An architect of the Voice to Parliament has conceded the referendum is headed for defeat while taking aim at ‘hard’ Australia for its failure.
Leading Yes campaigner Noel Pearson made the call while addressing a private function, run by the Yes23 campaign and law firm Gilbert + Tobin, on Monday.
He said he would ‘keep pushing until the final hour’ of the campaign but ‘it appears that nothing we can do can shift the numbers’, the Financial Review reported.
‘They [Australians] see the Constitution as entirely belonging to them and no amount of obsequiousness on our part, humility, love, seems to ever melt their hearts,’ Mr Pearson is reported to have said.

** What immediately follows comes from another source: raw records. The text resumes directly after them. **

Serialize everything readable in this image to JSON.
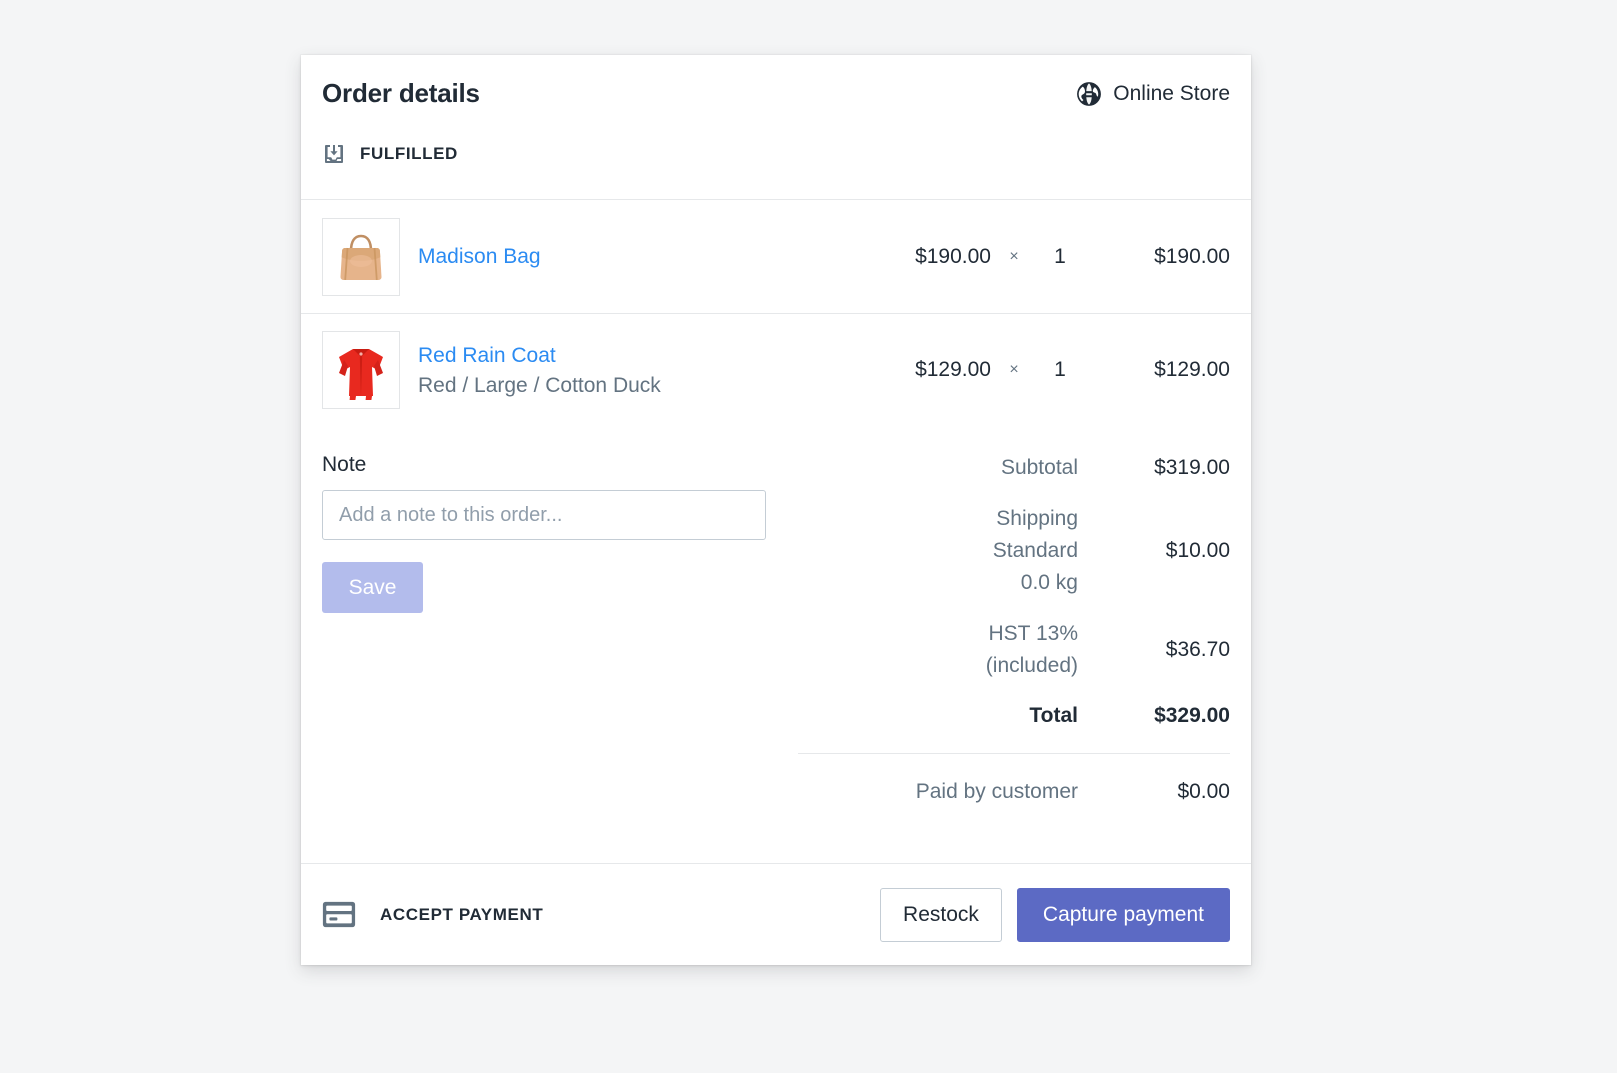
{
  "header": {
    "title": "Order details",
    "channel_icon": "globe-icon",
    "channel_label": "Online Store",
    "fulfillment_icon": "fulfilled-tray-icon",
    "fulfillment_status": "FULFILLED"
  },
  "line_items": [
    {
      "thumbnail": "tote-bag-image",
      "name": "Madison Bag",
      "variant": "",
      "price": "$190.00",
      "multiply": "×",
      "quantity": "1",
      "line_total": "$190.00"
    },
    {
      "thumbnail": "red-rain-coat-image",
      "name": "Red Rain Coat",
      "variant": "Red / Large / Cotton Duck",
      "price": "$129.00",
      "multiply": "×",
      "quantity": "1",
      "line_total": "$129.00"
    }
  ],
  "note": {
    "label": "Note",
    "value": "",
    "placeholder": "Add a note to this order...",
    "save_label": "Save"
  },
  "totals": {
    "subtotal_label": "Subtotal",
    "subtotal_value": "$319.00",
    "shipping_label": "Shipping",
    "shipping_method": "Standard",
    "shipping_weight": "0.0 kg",
    "shipping_value": "$10.00",
    "tax_label": "HST 13%",
    "tax_note": "(included)",
    "tax_value": "$36.70",
    "total_label": "Total",
    "total_value": "$329.00",
    "paid_label": "Paid by customer",
    "paid_value": "$0.00"
  },
  "footer": {
    "payment_icon": "credit-card-icon",
    "accept_label": "ACCEPT PAYMENT",
    "restock_label": "Restock",
    "capture_label": "Capture payment"
  },
  "colors": {
    "link": "#2b8bf2",
    "primary_button": "#5c6ac4",
    "save_button_disabled": "#b3bcec",
    "text": "#212b36",
    "muted_text": "#637381",
    "border": "#e6e8ea",
    "page_background": "#f4f5f6"
  }
}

‘The thing that completely confounds me is how resistant the vote is out there for us.’
Noel Pearson (pictured) addressed a function organised by the Yes23 Campaign and law firm Gilbert + Tobin on Monday, conceding the Voice referendum is headed for defeat
Australia is ‘a hard country’, he said, adding that he feared having to tell fellow Indigenous Australians that ‘the faith I implored them to place in white Australia was misplaced’.
Pearson was also critical of leading No campaigners Jacinta Price and Warren Mundine, claiming they did not ‘have their own mind’ in the campaign having been influenced by conservative think tanks the Institute of Public Affairs and the Centre for Independent Studies.

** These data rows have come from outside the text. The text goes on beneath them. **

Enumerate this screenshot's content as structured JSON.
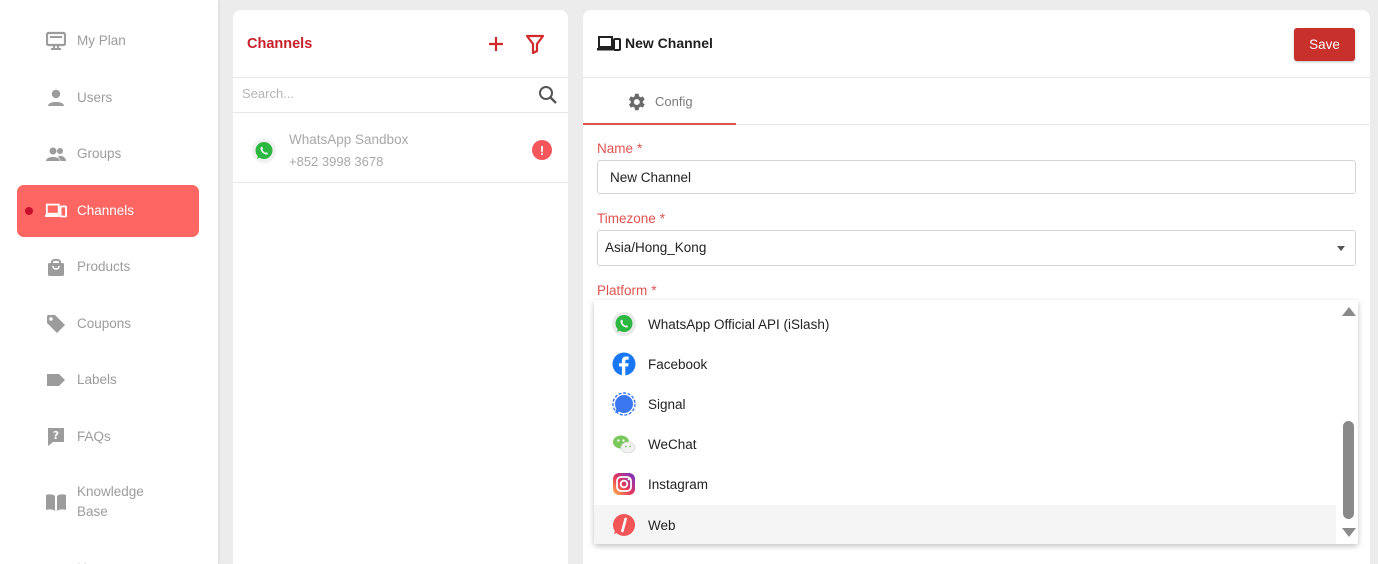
{
  "sidebar": {
    "items": [
      {
        "label": "My Plan",
        "icon": "plan-icon"
      },
      {
        "label": "Users",
        "icon": "user-icon"
      },
      {
        "label": "Groups",
        "icon": "groups-icon"
      },
      {
        "label": "Channels",
        "icon": "devices-icon",
        "active": true
      },
      {
        "label": "Products",
        "icon": "bag-icon"
      },
      {
        "label": "Coupons",
        "icon": "tag-icon"
      },
      {
        "label": "Labels",
        "icon": "label-icon"
      },
      {
        "label": "FAQs",
        "icon": "question-icon"
      },
      {
        "label": "Knowledge Base",
        "label_line1": "Knowledge",
        "label_line2": "Base",
        "icon": "book-icon"
      }
    ]
  },
  "channels": {
    "title": "Channels",
    "search_placeholder": "Search...",
    "list": [
      {
        "name": "WhatsApp Sandbox",
        "phone": "+852 3998 3678",
        "status": "warning"
      }
    ]
  },
  "form": {
    "title": "New Channel",
    "save_label": "Save",
    "tab_config": "Config",
    "name_label": "Name",
    "name_value": "New Channel",
    "timezone_label": "Timezone",
    "timezone_value": "Asia/Hong_Kong",
    "platform_label": "Platform",
    "required_mark": "*"
  },
  "platform_options": [
    {
      "label": "WhatsApp Official API (iSlash)",
      "icon": "whatsapp-icon"
    },
    {
      "label": "Facebook",
      "icon": "facebook-icon"
    },
    {
      "label": "Signal",
      "icon": "signal-icon"
    },
    {
      "label": "WeChat",
      "icon": "wechat-icon"
    },
    {
      "label": "Instagram",
      "icon": "instagram-icon"
    },
    {
      "label": "Web",
      "icon": "web-icon",
      "highlighted": true
    }
  ],
  "colors": {
    "accent": "#fd6662",
    "brand_red": "#c8302b",
    "label_red": "#e05450",
    "whatsapp": "#25d366",
    "facebook": "#1877f2",
    "signal": "#3a76f0"
  }
}
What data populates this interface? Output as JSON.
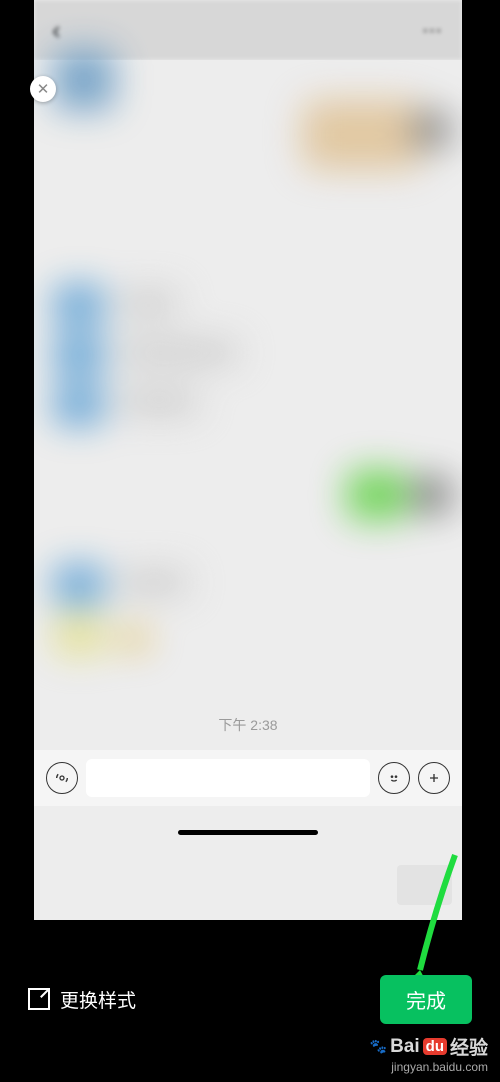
{
  "preview": {
    "timestamp": "下午 2:38"
  },
  "toolbar": {
    "change_style_label": "更换样式",
    "done_label": "完成"
  },
  "watermark": {
    "brand_prefix": "Bai",
    "brand_mid": "du",
    "brand_suffix": "经验",
    "url": "jingyan.baidu.com"
  }
}
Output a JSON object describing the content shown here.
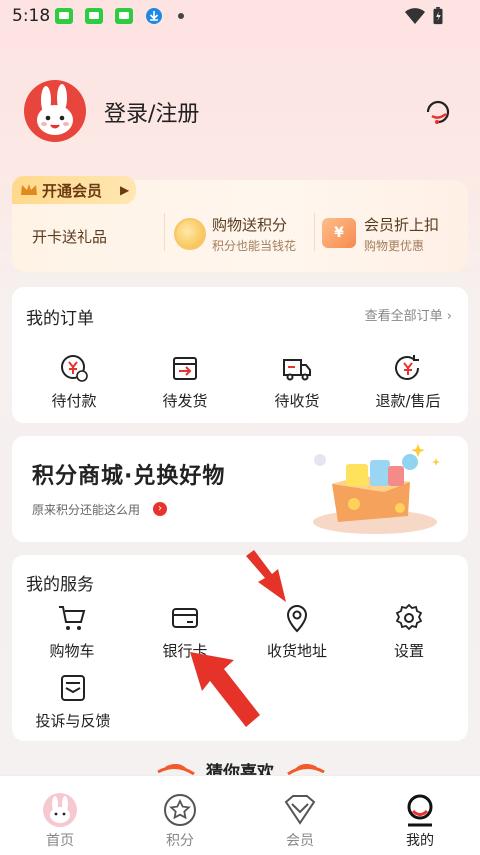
{
  "status_bar": {
    "time": "5:18",
    "icons": [
      "wechat-icon",
      "wechat-icon",
      "wechat-icon",
      "download-icon",
      "dot-icon",
      "wifi-icon",
      "battery-icon"
    ]
  },
  "header": {
    "login_label": "登录/注册",
    "avatar_icon": "rabbit-avatar",
    "service_icon": "headset-icon"
  },
  "vip": {
    "tag_label": "开通会员",
    "tag_arrow": "▶",
    "gift_label": "开卡送礼品",
    "points_title": "购物送积分",
    "points_sub": "积分也能当钱花",
    "discount_title": "会员折上扣",
    "discount_sub": "购物更优惠",
    "coupon_symbol": "¥"
  },
  "orders": {
    "title": "我的订单",
    "see_all": "查看全部订单 ›",
    "items": [
      {
        "label": "待付款",
        "icon": "yen-clock-icon"
      },
      {
        "label": "待发货",
        "icon": "box-arrow-icon"
      },
      {
        "label": "待收货",
        "icon": "truck-icon"
      },
      {
        "label": "退款/售后",
        "icon": "yen-return-icon"
      }
    ]
  },
  "mall": {
    "title": "积分商城·兑换好物",
    "subtitle": "原来积分还能这么用",
    "go_symbol": "›"
  },
  "services": {
    "title": "我的服务",
    "items": [
      {
        "label": "购物车",
        "icon": "cart-icon"
      },
      {
        "label": "银行卡",
        "icon": "card-icon"
      },
      {
        "label": "收货地址",
        "icon": "location-pin-icon"
      },
      {
        "label": "设置",
        "icon": "gear-icon"
      },
      {
        "label": "投诉与反馈",
        "icon": "feedback-icon"
      }
    ]
  },
  "guess": {
    "title": "猜你喜欢"
  },
  "tabbar": {
    "tabs": [
      {
        "label": "首页",
        "icon": "rabbit-home-icon",
        "active": false
      },
      {
        "label": "积分",
        "icon": "star-icon",
        "active": false
      },
      {
        "label": "会员",
        "icon": "vip-diamond-icon",
        "active": false
      },
      {
        "label": "我的",
        "icon": "user-smile-icon",
        "active": true
      }
    ]
  },
  "colors": {
    "accent": "#e8322e",
    "gold": "#f5b73b",
    "vip_text": "#6b3a13"
  }
}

Both Mundine and Price have career links to the Centre for Independent Studies.
‘I don’t blame Jacinta and Warren,’ Pearson added.
‘Forgive them Father, for they do not know what they do.’

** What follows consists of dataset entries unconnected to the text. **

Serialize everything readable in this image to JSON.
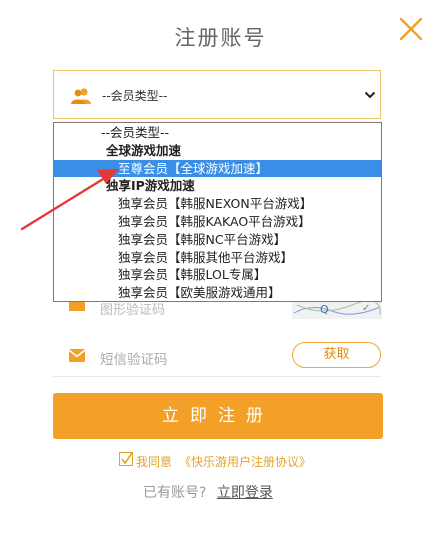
{
  "header": {
    "title": "注册账号"
  },
  "member_type": {
    "selected_value": "--会员类型--"
  },
  "dropdown": {
    "options": [
      {
        "label": "--会员类型--",
        "kind": "placeholder"
      },
      {
        "label": "全球游戏加速",
        "kind": "group"
      },
      {
        "label": "至尊会员【全球游戏加速】",
        "kind": "item",
        "selected": true
      },
      {
        "label": "独享IP游戏加速",
        "kind": "group"
      },
      {
        "label": "独享会员【韩服NEXON平台游戏】",
        "kind": "item"
      },
      {
        "label": "独享会员【韩服KAKAO平台游戏】",
        "kind": "item"
      },
      {
        "label": "独享会员【韩服NC平台游戏】",
        "kind": "item"
      },
      {
        "label": "独享会员【韩服其他平台游戏】",
        "kind": "item"
      },
      {
        "label": "独享会员【韩服LOL专属】",
        "kind": "item"
      },
      {
        "label": "独享会员【欧美服游戏通用】",
        "kind": "item"
      }
    ]
  },
  "captcha_row": {
    "placeholder": "图形验证码"
  },
  "sms_row": {
    "placeholder": "短信验证码",
    "get_button": "获取"
  },
  "register_button": "立即注册",
  "agreement": {
    "prefix": "我同意",
    "link": "《快乐游用户注册协议》"
  },
  "login": {
    "prompt": "已有账号?",
    "link": "立即登录"
  },
  "colors": {
    "accent": "#f2a027",
    "selected_option": "#3a8ee6",
    "annotation_arrow": "#e53935"
  }
}
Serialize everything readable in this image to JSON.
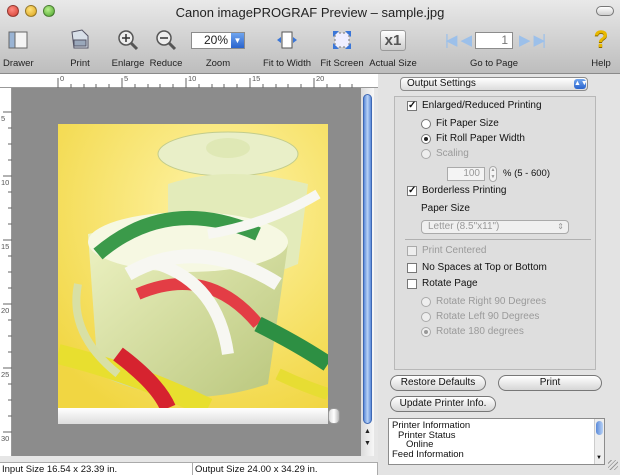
{
  "window": {
    "title": "Canon imagePROGRAF Preview – sample.jpg"
  },
  "toolbar": {
    "drawer": "Drawer",
    "print": "Print",
    "enlarge": "Enlarge",
    "reduce": "Reduce",
    "zoom_label": "Zoom",
    "zoom_value": "20%",
    "fit_width": "Fit to Width",
    "fit_screen": "Fit Screen",
    "actual_size": "Actual Size",
    "actual_size_icon_text": "x1",
    "page_value": "1",
    "go_to_page": "Go to Page",
    "help": "Help"
  },
  "ruler": {
    "h": [
      "0",
      "5",
      "10",
      "15",
      "20",
      "25"
    ],
    "v": [
      "5",
      "10",
      "15",
      "20",
      "25",
      "30"
    ]
  },
  "status": {
    "input_size": "Input Size 16.54 x 23.39 in.",
    "output_size": "Output Size 24.00 x 34.29 in."
  },
  "panel": {
    "settings_popup": "Output Settings",
    "enlarged_printing": "Enlarged/Reduced Printing",
    "fit_paper_size": "Fit Paper Size",
    "fit_roll_width": "Fit Roll Paper Width",
    "scaling": "Scaling",
    "scaling_value": "100",
    "scaling_unit": "% (5 - 600)",
    "borderless": "Borderless Printing",
    "paper_size_label": "Paper Size",
    "paper_size_value": "Letter (8.5\"x11\")",
    "print_centered": "Print Centered",
    "no_spaces": "No Spaces at Top or Bottom",
    "rotate_page": "Rotate Page",
    "rotate_right": "Rotate Right 90 Degrees",
    "rotate_left": "Rotate Left 90 Degrees",
    "rotate_180": "Rotate 180 degrees",
    "restore_defaults": "Restore Defaults",
    "print_button": "Print",
    "update_printer": "Update Printer Info.",
    "info_lines": [
      "Printer Information",
      "Printer Status",
      "Online",
      "Feed Information"
    ]
  },
  "colors": {
    "accent": "#2a64cd",
    "canvas": "#8c8c8c",
    "panel": "#e3e3e3"
  }
}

The Voice architect then went on to say the pair were being used as ‘front people’ for the No campaign, with the ‘real power’ coming from right-wing think tanks.
Public opinion towards the Yes campaign has been impacted by ‘front people’ for the No vote such as Warren Mundine and Jacinta Price, Mr Pearson said
‘All of the strings are so visible,’ he said.
The Yes campaign was originally confident of media support both nationally and worldwide before it ‘slipped away’, Pearson added.
He also reflected on the six-year journey since the Uluru Statement from the Heart was issued and at the path the Voice campaign had taken.
‘If you were me, and you represented a minority who were the original peoples of the land, would you have been satisfied with a Voice to the bloody parliament?’ the campaigner questioned.
Pearson said in the event of defeat on Saturday: ‘There will be no path to the kind of reconciliation that I believe is underpinned by justice’.
Current polling reveals the Yes side has an estimated 41.6 per cent support nationally, the Guardian reported.
Although the downward trend in support for the Voice has slowed, the need for a double majority to pass a referendum means the yes vote needs to be closer to 53 per cent to succeed.
Six per cent of voters are still undecided ahead of Saturday’s final opportunity to cast a ballot on the Voice proposal.
Well over two million Australians have already voted in the referendum, meaning the outcome of the vote may not be known on Saturday night.